Some notes on Henry, Rhea Storr, 10 May 2020:

Henry was made with unanswered questions. He is a false apparition I conjured with care and partial truths. He resides in Yorkshire, at least his portrait does, a place that, to my knowledge he never visited. He is for all intents and purposes, the product of my liberties.

Henry is a film, made about a portrait, made from a photograph of my Grandfather, who had died before I was born.  His portrait was aged when it was painted, as if Henry had aged too.

I am interested in practices which re-inscribe what is missing through the image. Saidiya Hartman’s Wayward Lives, Beautiful Experiments, is a prime example. I spent time photographing and re-photographing Henry’s portrait expecting answers, expecting to understand the man by his image. In that sense, the film is process driven, an excuse to spend time alongside Henry. There is an early experiment of Henry made in black and white on expired film. During processing, the film was inadvertently exposed to light and became solarised, part negative, part positive. The image was too close, unnerving and ghostly, not a form that I wanted to memorialise. I kept the physical frames, as somehow the material presence was less potent, more concrete.

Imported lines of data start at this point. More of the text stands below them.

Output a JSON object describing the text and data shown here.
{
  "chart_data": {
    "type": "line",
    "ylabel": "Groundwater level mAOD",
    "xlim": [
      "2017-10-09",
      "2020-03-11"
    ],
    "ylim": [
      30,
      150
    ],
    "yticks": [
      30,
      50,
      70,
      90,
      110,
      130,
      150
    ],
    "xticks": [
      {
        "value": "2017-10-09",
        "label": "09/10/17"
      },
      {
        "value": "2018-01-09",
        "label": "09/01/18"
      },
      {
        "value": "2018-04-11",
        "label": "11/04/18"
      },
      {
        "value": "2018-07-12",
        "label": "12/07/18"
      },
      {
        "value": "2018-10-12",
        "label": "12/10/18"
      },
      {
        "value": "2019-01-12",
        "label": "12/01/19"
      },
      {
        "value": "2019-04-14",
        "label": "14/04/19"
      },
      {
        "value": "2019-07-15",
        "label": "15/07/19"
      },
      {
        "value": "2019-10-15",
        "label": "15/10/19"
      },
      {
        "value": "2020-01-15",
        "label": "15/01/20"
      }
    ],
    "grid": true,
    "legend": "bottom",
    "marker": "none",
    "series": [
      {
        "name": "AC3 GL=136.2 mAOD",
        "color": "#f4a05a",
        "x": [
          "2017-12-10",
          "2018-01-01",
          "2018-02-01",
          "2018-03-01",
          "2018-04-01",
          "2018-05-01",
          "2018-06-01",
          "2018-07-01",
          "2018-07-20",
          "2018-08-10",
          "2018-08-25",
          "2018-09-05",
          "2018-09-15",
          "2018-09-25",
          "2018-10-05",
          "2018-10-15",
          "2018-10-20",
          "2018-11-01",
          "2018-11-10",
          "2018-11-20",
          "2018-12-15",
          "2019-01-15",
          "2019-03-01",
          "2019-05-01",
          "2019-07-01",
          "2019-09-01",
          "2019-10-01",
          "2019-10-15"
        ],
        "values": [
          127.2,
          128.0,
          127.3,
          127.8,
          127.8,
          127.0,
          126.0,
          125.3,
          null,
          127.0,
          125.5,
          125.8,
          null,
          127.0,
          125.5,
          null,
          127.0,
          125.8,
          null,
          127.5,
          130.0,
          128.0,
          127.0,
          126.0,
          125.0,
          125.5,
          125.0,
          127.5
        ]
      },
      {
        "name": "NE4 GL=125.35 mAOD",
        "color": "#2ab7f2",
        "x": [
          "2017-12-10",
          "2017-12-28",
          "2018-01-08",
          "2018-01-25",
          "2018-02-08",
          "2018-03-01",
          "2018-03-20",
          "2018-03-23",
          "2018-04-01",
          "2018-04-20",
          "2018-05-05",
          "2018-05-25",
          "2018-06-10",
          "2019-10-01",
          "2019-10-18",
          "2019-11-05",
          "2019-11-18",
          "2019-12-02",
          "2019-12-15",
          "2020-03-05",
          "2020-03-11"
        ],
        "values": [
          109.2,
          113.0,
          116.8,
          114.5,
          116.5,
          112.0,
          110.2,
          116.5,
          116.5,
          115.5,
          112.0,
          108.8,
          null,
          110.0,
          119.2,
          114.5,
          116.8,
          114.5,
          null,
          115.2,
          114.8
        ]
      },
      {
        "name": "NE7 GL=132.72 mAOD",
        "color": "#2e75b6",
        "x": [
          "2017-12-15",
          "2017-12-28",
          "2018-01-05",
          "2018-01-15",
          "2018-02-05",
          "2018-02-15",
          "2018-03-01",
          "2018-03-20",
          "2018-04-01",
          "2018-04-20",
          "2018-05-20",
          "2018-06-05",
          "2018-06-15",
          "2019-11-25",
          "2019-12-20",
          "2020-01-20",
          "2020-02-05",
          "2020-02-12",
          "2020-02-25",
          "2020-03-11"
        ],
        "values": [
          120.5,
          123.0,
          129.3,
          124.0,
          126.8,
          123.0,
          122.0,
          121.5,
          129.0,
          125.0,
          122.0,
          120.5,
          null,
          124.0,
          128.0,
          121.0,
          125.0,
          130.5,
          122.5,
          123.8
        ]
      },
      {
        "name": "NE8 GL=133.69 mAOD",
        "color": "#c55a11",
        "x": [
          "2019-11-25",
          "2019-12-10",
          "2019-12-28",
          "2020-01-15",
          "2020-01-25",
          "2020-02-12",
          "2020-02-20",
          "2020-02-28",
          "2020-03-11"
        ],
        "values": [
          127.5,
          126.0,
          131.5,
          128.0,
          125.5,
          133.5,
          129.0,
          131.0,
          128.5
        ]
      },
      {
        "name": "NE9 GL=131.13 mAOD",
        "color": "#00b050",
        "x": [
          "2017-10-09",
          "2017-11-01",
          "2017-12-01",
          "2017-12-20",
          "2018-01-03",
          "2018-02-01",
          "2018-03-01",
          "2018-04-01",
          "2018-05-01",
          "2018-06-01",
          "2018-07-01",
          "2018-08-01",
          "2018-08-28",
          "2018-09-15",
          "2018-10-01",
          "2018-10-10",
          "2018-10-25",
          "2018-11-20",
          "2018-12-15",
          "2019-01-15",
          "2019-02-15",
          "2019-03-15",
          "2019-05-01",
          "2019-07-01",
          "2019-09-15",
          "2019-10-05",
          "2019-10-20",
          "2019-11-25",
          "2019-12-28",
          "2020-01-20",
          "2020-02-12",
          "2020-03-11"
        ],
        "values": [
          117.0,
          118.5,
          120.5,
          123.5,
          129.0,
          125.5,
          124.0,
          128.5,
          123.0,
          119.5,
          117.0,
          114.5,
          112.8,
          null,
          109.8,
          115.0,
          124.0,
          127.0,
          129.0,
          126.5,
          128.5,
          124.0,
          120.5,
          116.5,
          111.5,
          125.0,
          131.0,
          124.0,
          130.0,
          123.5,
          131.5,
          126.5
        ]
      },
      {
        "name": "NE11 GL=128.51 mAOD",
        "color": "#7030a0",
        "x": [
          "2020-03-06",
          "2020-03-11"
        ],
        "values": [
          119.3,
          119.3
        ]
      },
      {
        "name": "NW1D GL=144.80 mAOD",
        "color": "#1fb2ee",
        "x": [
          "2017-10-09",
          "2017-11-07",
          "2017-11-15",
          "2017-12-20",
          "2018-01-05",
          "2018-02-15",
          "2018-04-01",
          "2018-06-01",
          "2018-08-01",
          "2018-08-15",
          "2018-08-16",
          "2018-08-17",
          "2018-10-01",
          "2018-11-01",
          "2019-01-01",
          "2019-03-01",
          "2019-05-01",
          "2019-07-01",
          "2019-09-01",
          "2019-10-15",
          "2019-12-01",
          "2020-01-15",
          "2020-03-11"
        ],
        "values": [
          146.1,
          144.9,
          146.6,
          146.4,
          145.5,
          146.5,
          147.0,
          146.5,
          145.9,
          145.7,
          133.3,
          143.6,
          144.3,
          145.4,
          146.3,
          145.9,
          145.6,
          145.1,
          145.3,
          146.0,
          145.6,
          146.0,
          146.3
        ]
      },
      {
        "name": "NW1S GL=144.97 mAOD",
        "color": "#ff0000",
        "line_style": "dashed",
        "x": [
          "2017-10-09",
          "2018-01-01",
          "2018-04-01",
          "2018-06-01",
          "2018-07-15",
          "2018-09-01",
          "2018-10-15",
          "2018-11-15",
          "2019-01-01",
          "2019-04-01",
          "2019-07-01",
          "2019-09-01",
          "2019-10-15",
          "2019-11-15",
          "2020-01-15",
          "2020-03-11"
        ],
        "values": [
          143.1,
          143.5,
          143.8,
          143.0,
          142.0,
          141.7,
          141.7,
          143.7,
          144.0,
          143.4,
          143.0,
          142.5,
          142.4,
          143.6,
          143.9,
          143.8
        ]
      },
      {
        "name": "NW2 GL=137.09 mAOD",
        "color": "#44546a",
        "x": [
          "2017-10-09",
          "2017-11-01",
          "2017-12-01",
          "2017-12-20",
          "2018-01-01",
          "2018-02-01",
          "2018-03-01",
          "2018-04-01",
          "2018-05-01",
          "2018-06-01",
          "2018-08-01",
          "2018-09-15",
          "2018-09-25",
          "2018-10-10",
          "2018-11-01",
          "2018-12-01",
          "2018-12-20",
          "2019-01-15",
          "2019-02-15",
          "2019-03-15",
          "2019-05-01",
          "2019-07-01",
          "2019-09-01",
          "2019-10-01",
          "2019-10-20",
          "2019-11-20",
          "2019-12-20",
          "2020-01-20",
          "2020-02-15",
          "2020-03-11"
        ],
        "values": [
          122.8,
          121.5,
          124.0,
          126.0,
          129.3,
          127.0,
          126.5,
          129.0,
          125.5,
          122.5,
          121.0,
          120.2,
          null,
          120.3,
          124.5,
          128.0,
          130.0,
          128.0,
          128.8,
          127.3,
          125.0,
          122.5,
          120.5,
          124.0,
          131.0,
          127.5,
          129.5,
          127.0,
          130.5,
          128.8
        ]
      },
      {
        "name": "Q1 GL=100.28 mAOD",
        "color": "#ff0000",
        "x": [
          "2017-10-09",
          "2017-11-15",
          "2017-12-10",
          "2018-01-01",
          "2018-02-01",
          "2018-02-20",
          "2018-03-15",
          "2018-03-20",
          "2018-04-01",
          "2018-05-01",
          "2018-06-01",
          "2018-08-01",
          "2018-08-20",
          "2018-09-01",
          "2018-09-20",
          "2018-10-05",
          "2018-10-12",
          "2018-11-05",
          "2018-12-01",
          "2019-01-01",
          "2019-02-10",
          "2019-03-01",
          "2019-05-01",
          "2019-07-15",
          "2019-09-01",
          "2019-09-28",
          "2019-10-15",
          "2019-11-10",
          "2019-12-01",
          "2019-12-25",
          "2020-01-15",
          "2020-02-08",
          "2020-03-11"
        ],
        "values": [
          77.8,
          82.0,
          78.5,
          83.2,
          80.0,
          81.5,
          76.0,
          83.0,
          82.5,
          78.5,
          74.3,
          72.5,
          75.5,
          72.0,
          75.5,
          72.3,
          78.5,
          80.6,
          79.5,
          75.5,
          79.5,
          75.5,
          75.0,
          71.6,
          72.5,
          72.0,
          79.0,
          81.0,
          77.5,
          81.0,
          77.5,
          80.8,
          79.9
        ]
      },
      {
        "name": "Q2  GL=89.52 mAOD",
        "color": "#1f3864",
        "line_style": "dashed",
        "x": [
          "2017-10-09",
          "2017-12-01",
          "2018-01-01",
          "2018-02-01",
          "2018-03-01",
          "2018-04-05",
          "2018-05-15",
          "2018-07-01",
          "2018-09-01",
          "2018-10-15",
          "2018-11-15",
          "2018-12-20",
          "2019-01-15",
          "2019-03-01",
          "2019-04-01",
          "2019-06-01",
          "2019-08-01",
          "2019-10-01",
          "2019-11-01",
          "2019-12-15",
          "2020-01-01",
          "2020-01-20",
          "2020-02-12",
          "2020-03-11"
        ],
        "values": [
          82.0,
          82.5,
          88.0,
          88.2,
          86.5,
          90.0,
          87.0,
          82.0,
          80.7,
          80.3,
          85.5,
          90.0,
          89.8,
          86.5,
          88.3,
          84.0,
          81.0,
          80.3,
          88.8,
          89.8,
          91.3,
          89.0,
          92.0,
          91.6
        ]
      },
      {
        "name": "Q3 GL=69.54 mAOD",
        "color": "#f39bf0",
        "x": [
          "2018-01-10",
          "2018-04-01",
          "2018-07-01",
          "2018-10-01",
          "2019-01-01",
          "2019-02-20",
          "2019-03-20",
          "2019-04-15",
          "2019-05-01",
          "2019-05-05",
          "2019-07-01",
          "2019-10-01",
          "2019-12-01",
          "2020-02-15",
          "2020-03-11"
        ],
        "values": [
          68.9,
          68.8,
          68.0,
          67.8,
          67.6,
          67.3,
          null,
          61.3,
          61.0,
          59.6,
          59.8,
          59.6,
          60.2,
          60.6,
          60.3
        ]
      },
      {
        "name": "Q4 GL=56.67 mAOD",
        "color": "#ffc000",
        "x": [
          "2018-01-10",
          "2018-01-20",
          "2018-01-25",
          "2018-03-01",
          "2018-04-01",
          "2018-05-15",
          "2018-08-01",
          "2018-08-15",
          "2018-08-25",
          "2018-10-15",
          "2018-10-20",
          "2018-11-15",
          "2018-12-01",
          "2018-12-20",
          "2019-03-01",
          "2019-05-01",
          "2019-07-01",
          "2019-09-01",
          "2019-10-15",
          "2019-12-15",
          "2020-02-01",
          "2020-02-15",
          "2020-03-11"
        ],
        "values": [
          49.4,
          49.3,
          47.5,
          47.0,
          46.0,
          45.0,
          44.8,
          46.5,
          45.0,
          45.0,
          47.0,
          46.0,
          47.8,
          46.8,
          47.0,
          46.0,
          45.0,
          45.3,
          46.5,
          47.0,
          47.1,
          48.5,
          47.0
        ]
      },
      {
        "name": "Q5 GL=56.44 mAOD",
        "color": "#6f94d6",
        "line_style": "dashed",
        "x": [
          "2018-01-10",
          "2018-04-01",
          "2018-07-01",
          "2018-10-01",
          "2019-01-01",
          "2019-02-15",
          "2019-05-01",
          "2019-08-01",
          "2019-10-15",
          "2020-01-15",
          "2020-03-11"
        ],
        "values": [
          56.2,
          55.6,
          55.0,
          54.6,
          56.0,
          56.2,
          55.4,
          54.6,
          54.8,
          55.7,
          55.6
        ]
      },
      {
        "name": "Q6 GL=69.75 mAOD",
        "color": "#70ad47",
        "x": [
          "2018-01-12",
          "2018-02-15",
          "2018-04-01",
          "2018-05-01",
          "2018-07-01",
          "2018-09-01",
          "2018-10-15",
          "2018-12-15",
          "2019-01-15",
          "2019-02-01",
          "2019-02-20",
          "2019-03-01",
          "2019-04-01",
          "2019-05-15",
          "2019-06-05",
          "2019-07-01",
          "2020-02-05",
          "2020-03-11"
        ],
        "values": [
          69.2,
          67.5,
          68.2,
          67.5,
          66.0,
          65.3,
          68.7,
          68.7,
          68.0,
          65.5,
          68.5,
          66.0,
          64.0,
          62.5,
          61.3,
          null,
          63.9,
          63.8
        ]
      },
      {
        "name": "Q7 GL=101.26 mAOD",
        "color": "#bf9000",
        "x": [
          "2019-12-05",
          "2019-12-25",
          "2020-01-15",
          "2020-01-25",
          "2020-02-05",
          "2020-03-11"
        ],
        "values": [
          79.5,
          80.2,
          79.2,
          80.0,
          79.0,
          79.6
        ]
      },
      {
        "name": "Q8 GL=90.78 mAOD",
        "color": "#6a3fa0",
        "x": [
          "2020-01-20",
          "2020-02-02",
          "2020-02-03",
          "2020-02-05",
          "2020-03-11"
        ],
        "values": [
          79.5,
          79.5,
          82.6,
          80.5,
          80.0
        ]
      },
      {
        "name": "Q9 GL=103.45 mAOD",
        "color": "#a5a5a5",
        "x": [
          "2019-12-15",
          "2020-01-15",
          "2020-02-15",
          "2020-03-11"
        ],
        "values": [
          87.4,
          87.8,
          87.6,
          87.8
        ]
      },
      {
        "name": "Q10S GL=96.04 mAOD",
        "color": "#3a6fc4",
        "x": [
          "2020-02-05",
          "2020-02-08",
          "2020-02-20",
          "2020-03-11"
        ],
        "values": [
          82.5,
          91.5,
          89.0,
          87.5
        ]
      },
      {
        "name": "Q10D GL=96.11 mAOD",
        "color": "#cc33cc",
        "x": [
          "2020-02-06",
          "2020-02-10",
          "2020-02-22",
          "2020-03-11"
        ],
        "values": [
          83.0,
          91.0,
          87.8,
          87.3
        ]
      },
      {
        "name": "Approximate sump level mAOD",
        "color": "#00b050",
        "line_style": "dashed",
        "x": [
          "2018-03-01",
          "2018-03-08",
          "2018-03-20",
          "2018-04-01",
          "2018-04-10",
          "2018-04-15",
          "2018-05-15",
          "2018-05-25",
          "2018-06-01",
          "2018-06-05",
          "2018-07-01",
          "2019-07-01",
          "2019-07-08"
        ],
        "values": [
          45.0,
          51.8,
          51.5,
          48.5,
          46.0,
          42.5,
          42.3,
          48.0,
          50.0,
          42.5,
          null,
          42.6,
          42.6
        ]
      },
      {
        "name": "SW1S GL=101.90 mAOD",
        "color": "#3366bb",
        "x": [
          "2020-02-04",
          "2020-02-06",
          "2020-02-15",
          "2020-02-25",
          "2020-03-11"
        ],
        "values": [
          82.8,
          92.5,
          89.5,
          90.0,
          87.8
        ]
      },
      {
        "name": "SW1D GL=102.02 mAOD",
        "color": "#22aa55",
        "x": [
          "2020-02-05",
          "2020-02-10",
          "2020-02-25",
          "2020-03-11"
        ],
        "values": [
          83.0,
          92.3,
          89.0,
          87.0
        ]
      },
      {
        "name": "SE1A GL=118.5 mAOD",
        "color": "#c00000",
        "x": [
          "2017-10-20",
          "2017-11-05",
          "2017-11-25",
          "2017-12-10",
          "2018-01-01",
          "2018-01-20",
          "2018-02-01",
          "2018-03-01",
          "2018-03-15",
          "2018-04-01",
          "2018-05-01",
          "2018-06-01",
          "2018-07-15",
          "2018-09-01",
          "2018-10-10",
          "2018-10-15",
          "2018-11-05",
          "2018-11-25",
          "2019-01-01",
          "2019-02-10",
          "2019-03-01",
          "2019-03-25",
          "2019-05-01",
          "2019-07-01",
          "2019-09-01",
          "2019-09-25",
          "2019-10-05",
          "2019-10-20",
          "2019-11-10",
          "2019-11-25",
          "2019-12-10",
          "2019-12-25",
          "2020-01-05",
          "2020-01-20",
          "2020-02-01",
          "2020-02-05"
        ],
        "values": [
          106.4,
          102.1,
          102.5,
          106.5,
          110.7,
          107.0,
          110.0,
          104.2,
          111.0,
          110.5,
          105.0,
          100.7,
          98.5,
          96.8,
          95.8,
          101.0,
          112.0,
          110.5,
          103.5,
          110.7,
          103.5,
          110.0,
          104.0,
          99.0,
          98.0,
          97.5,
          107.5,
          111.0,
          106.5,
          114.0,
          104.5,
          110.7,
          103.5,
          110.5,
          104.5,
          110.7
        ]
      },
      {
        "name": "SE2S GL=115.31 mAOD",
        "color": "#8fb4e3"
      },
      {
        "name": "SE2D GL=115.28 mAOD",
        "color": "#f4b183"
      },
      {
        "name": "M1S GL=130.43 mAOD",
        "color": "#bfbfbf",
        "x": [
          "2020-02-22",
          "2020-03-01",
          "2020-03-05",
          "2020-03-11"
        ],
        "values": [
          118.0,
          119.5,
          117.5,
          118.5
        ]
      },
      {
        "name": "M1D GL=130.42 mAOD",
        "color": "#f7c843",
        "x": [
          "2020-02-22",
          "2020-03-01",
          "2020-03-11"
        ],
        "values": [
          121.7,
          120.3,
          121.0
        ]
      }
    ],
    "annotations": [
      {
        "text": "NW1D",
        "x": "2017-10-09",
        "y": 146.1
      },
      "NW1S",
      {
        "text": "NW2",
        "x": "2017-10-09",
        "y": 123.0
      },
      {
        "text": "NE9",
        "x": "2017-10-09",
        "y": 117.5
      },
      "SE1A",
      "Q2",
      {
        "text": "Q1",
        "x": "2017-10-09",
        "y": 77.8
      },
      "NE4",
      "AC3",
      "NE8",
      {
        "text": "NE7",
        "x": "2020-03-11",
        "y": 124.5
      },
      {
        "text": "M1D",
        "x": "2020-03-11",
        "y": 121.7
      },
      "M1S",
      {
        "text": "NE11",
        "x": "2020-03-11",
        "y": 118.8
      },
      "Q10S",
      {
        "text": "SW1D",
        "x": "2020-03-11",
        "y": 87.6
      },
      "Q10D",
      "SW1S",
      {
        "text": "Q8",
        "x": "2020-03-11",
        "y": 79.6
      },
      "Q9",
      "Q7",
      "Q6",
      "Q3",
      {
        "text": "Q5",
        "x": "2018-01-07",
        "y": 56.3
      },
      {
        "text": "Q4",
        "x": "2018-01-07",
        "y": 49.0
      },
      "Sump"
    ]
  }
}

The purpose of the film then, is not to recreate what is lost. Of course, Henry was never mine really. An homage to someone I never knew but wished I did. What does the imaginative, the making of myth contribute in the weaving through these many media-bodies? To me, re-photographing his image does hold power, if only to mark an absence. A marker which conveys more about its creators than its subject. In the manner of Glissant’s opacity, we are often incredibly close to the painterly surface in Henry, so close that the body becomes elusive.

I wanted to use analogue film in particular because it considers surface in a way which digital images often do not. Instead of hiding the means of making and maintaining the illusory nature of world rendered-as-is, the way in which I use 16mm is with an exaggerated grain or surface and an awareness of the other bodies through which the image has passed in order to reach the film. There is also a politics of care to Henry. Using analogue film as an individual artist often requires working under a number of constraints. All the more reason then, to show Henry his value to me, through this imagined reciprocal relationship with the image.